No, I'm not going to go the Erlang-demo route, and spin up one process per universe. I'm just going to take one step down the tree, and spawn seven processes - one for each of the first seven universe-groups. Each of those is a dirac_game_worker that starts the same tree-exploring loop we used before, but with P1 already having moved once. When a worker finishes looking at its subtree, it sends its result back to the original spawning process. That process collects and sums all of the responses together.
On my dual-core laptop, parallelization nearly halves the time - from just under 7sec, to just over 3.5sec. That's about as good as you can hope for.
But can we do better still? When I was facing another huge result space on Day 14, I used "memoization" to remember results of intermediate tree nodes that I had already calculated. At first, I didn't think that would work here, because I didn't see how subuniverses would ever repeat each other. But, just as we don't care whether the roll was 1,1,3 or 3,1,1, we don't care if players got to their current position and score in 3 moves or 7. The state of the game - each player's position and score - is independent of history.
This implementation flips the universe-count tracking upside down. Instead of passing down how many universes got us to a result, we pass back up how many universes from this point in the game lead to wins for each player. Apologies for the scrunch toward the right. The important note is that the AccWins are now only wins "from here", not total wins seen so far in the whole tree, and an AccMemo is now passed along, holding recordings of game states we've already seen and computed.

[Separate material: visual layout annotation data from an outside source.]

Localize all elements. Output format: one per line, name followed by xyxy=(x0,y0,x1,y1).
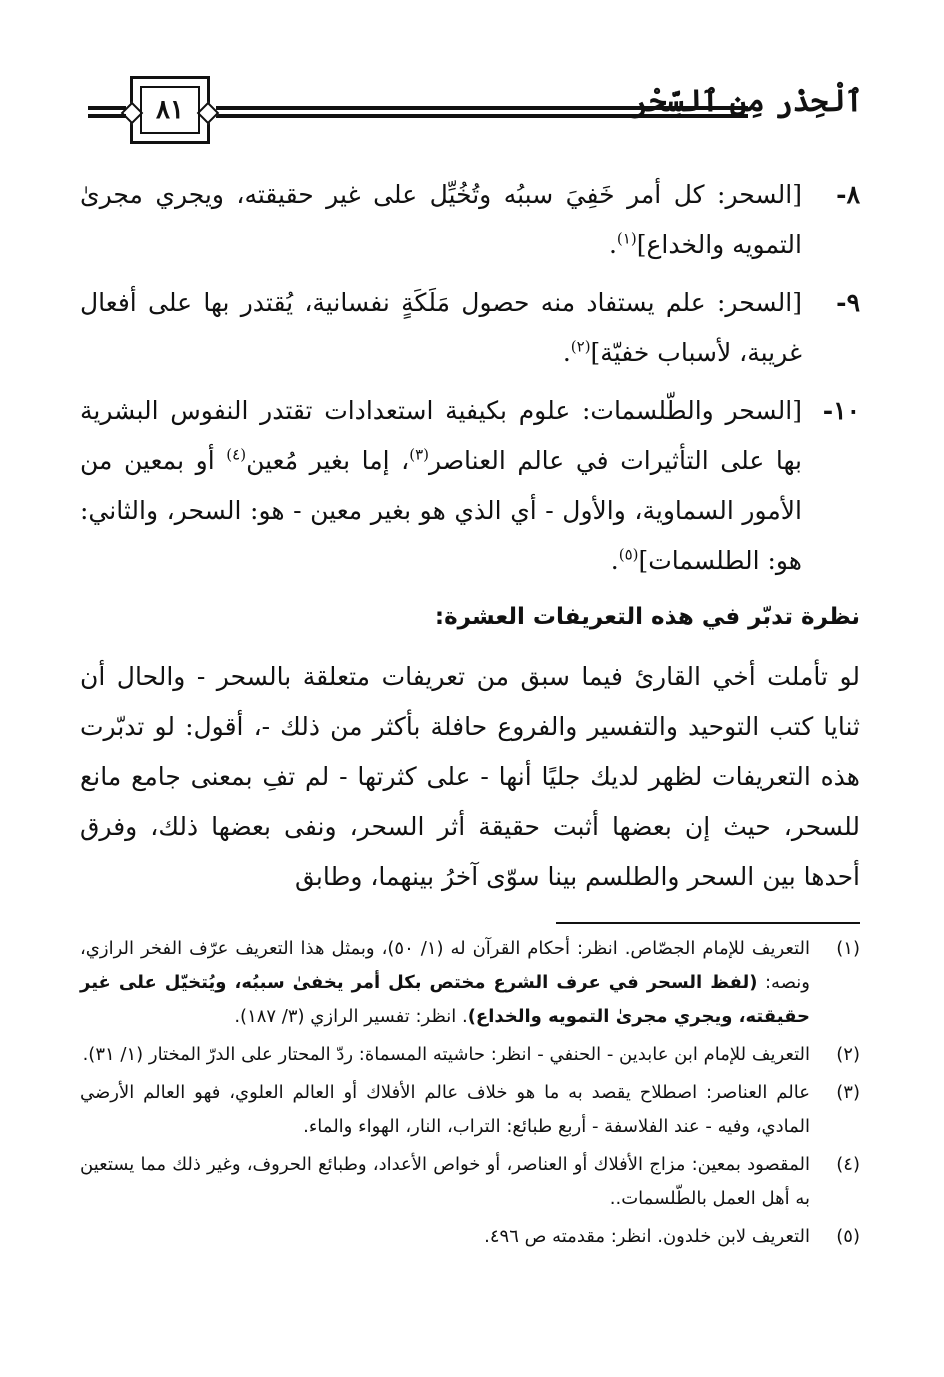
footnote-separator xyxy=(556,922,860,924)
page-number-frame xyxy=(130,76,210,144)
footnote-ref: (٢) xyxy=(570,337,591,356)
main-text xyxy=(80,170,860,902)
definition-text: [السحر والطّلسمات: علوم بكيفية استعدادات تقتدر النفوس البشرية بها على التأثيرات في عالم العناصر$^{(٣)}$، إما بغير مُعين$^{(٤)}$ أو بمعين من الأمور السماوية، والأول - أي الذي هو بغير معين - هو: السحر، والثاني: هو: الطلسمات]$^{(٥)}$. xyxy=(80,396,803,575)
footnote-ref: (٥) xyxy=(618,545,639,564)
definition-number: ١٠- xyxy=(822,396,860,425)
footnote-number: (٥) xyxy=(836,1226,860,1247)
footnote-text: التعريف لابن خلدون. انظر: مقدمته ص ٤٩٦. xyxy=(484,1226,810,1247)
header-rule xyxy=(216,106,748,118)
footnote xyxy=(80,932,860,1034)
footnote-ref: (٣) xyxy=(409,445,430,464)
footnote-number: (٤) xyxy=(836,1154,860,1175)
footnote xyxy=(80,1220,860,1254)
footnote xyxy=(80,1148,860,1216)
footnote-text: عالم العناصر: اصطلاح يقصد به ما هو خلاف عالم الأفلاك أو العالم العلوي، فهو العالم الأرضي المادي، وفيه - عند الفلاسفة - أربع طبائع: التراب، النار، الهواء والماء. xyxy=(80,1082,810,1137)
header-rule-short xyxy=(88,106,126,118)
definition-number: ٨- xyxy=(836,180,860,209)
footnote xyxy=(80,1076,860,1144)
footnote-text: التعريف للإمام الجصّاص. انظر: أحكام القرآن له (١/ ٥٠)، وبمثل هذا التعريف عرّف الفخر الرازي، ونصه: (لفظ السحر في عرف الشرع مختص بكل أمر يخفىٰ سببُه، ويُتخيّل على غير حقيقته، ويجري مجرىٰ التمويه والخداع). انظر: تفسير الرازي (٣/ ١٨٧). xyxy=(80,938,811,1027)
page-number: ٨١ xyxy=(156,95,184,125)
footnote-number: (٣) xyxy=(836,1082,860,1103)
page-header xyxy=(88,70,863,148)
section-heading: نظرة تدبّر في هذه التعريفات العشرة: xyxy=(434,604,860,630)
running-title: ٱلْحِذْر مِن ٱلسِّحْر xyxy=(631,84,863,119)
footnote-number: (٢) xyxy=(836,1044,860,1065)
footnotes xyxy=(80,932,860,1258)
definition-number: ٩- xyxy=(836,288,860,317)
footnote-ref: (١) xyxy=(616,229,637,248)
footnote-number: (١) xyxy=(836,938,860,959)
footnote xyxy=(80,1038,860,1072)
footnote-text: التعريف للإمام ابن عابدين - الحنفي - انظر: حاشيته المسماة: ردّ المحتار على الدرّ المختار (١/ ٣١). xyxy=(82,1044,810,1065)
footnote-text: المقصود بمعين: مزاج الأفلاك أو العناصر، أو خواص الأعداد، وطبائع الحروف، وغير ذلك مما يستعين به أهل العمل بالطّلسمات.. xyxy=(80,1154,810,1209)
definition-text: [السحر: علم يستفاد منه حصول مَلَكَةٍ نفسانية، يُقتدر بها على أفعال غريبة، لأسباب خفيّة]$^{(٢)}$. xyxy=(80,288,802,367)
definition-item xyxy=(80,386,860,586)
definition-item xyxy=(80,170,860,270)
definition-text: [السحر: كل أمر خَفِيَ سببُه وتُخُيِّل على غير حقيقته، ويجري مجرىٰ التمويه والخداع]$^{(١)}$. xyxy=(80,180,802,259)
body-paragraph: لو تأملت أخي القارئ فيما سبق من تعريفات متعلقة بالسحر - والحال أن ثنايا كتب التوحيد والتفسير والفروع حافلة بأكثر من ذلك -، أقول: لو تدبّرت هذه التعريفات لظهر لديك جليًا أنها - على كثرتها - لم تفِ بمعنى جامع مانع للسحر، حيث إن بعضها أثبت حقيقة أثر السحر، ونفى بعضها ذلك، وفرق أحدها بين السحر والطلسم بينا سوّى آخرُ بينهما، وطابق xyxy=(80,662,860,891)
footnote-ref: (٤) xyxy=(226,445,247,464)
definition-item xyxy=(80,278,860,378)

No, I didn't mis-paste. Memoization cuts the runtime to 66ms - a 100x improvement. A little back-of-the-envelope math helps it make sense. We said our typical tree depth would produce something like 678 billion leaves. If each player has a potential 0..21 points, and can be in any of 10 positions, that's only 48,400 (=22*22*10*10) potential game states. We could see each state 10 million times! The details of the actual tree shape, and the overhead of using the memoization table, reduce our expected returns, but it's no surprise that the speedup is big.
I'm not going to attempt to parallelize this for even more gain. For one, a 2x speedup after a 100x speedup just doesn't feel as awesome. For another, I'm not sure I'd see a 2x speedup this time. Memoization works because later computations can be skipped if we did them earlier. If I'm computing in parallel, I either have to duplicate work to make those findings in each thread, or share findings between threads. Either of those will decrease the returns on parallelization. For an even larger dataset, it could be worth it, but not here.
In any case, lesson learned, again: it's faster to reduce duplicate work than to do it in parallel.
Whew, I got to avoid dredging up too much of my rusty probability course after all. Give me a shout on Twitter (@hobbyist) if you did use those methods. I've decided to not clean up today's code. I think it's good for folks to see that we all get confused, take wrong turns, double-back, and make mistakes in general. A polished end result does not indicate a clean path to it.